“Remigration” has been central to the AfD’s recent election campaign, during which the party’s leader Alice Wiedel has been invited onto TV to take part in election debates for the first time, while their policies have increasingly been amplified on social media, including by X owner and increasingly vocal AfD backer Elon Musk.
By the time of the 2017 election, which saw it enter the Bundestag for the first time with 12.6 per cent of the vote, AfD’s manifesto claimed that “Islam does not belong in Germany” and claimed that Germany’s Muslim population posed “a great danger to our state, our society and our system of values”.
Mass protests were triggered last January against the AfD amid calls from parliamentarians to ban the party, after a bombshell investigation exposed a secret meeting with far-right extremists in Potsdam to discuss the mass deportation of foreigners and “non-assimilated” Germans should the AfD win power.
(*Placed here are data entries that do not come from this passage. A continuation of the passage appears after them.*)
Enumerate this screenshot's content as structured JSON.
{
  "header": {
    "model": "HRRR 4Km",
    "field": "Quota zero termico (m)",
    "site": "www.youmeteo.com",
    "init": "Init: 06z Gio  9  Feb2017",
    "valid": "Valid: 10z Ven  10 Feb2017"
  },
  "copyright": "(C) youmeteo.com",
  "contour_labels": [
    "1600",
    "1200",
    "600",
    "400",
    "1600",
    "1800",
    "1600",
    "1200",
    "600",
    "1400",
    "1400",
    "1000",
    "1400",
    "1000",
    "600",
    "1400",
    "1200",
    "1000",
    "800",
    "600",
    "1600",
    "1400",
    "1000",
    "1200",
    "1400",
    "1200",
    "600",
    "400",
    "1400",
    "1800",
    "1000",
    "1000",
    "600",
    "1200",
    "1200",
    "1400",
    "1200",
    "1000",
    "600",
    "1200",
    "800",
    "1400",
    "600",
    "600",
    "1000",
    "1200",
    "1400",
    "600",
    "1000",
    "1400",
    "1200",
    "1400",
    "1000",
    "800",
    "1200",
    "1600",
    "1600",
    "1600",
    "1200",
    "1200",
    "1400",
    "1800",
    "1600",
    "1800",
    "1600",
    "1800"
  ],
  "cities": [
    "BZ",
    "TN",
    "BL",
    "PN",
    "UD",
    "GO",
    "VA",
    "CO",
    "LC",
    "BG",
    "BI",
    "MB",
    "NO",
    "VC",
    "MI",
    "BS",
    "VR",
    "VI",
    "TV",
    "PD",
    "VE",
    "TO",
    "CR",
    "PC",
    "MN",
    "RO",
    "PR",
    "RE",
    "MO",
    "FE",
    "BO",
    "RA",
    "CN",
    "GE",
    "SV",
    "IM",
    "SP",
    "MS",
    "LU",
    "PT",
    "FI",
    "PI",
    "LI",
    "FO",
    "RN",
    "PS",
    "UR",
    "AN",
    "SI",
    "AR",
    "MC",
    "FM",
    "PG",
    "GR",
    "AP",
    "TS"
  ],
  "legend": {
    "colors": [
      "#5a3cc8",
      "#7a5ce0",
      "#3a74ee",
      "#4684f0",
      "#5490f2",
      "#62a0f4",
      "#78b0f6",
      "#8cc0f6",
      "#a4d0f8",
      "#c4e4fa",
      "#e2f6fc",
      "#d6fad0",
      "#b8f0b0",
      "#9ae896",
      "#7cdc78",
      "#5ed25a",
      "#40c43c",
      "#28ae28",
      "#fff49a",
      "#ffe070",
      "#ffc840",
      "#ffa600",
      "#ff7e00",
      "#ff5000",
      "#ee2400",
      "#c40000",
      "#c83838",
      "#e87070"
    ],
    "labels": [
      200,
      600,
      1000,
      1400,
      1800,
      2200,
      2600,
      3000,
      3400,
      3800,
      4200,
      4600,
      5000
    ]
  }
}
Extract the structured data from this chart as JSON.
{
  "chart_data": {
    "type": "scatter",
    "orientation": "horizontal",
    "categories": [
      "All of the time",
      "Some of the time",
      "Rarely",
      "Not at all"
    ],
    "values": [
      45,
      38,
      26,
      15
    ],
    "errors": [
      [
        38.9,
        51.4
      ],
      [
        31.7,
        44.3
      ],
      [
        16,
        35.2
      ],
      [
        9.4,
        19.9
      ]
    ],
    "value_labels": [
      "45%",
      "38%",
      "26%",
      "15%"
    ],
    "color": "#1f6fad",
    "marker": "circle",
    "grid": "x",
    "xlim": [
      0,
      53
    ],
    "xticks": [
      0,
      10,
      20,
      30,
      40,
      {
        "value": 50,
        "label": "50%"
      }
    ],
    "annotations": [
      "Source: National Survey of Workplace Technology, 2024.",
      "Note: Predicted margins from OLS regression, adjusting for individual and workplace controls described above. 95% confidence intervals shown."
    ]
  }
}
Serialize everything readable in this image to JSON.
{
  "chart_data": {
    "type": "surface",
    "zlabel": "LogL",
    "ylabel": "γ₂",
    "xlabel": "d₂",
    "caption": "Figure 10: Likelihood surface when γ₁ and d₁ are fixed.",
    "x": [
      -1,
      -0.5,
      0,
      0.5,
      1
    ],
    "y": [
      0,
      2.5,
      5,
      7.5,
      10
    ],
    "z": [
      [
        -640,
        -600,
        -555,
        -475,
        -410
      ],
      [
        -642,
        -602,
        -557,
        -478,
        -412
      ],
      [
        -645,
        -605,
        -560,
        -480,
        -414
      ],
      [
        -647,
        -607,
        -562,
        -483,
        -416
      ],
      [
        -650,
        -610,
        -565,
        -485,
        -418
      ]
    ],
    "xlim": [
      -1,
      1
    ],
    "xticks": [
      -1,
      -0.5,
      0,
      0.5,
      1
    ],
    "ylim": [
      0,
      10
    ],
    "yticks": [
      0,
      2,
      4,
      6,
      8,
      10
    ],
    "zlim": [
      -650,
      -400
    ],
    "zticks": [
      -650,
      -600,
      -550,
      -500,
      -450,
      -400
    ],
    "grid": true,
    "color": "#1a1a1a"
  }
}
On the eve of the election, Der Spiegel’s Berlin office editor Marina Kormbaki noted that, “under Alice Weidel, the party has lost its horror for many voters, and Weidel's numerous TV appearances have accelerated the normalisation of the AfD”, which was set to benefit from a series of suspected terror attacks involving migrants.
While Mr Merz and other democratic parties still insist they will not work with the AfD, the far-right party has won powerful international allies, such as billionaire X owner Elon Musk and US vice president JD Vance, whose backing may see their influence continue to grow.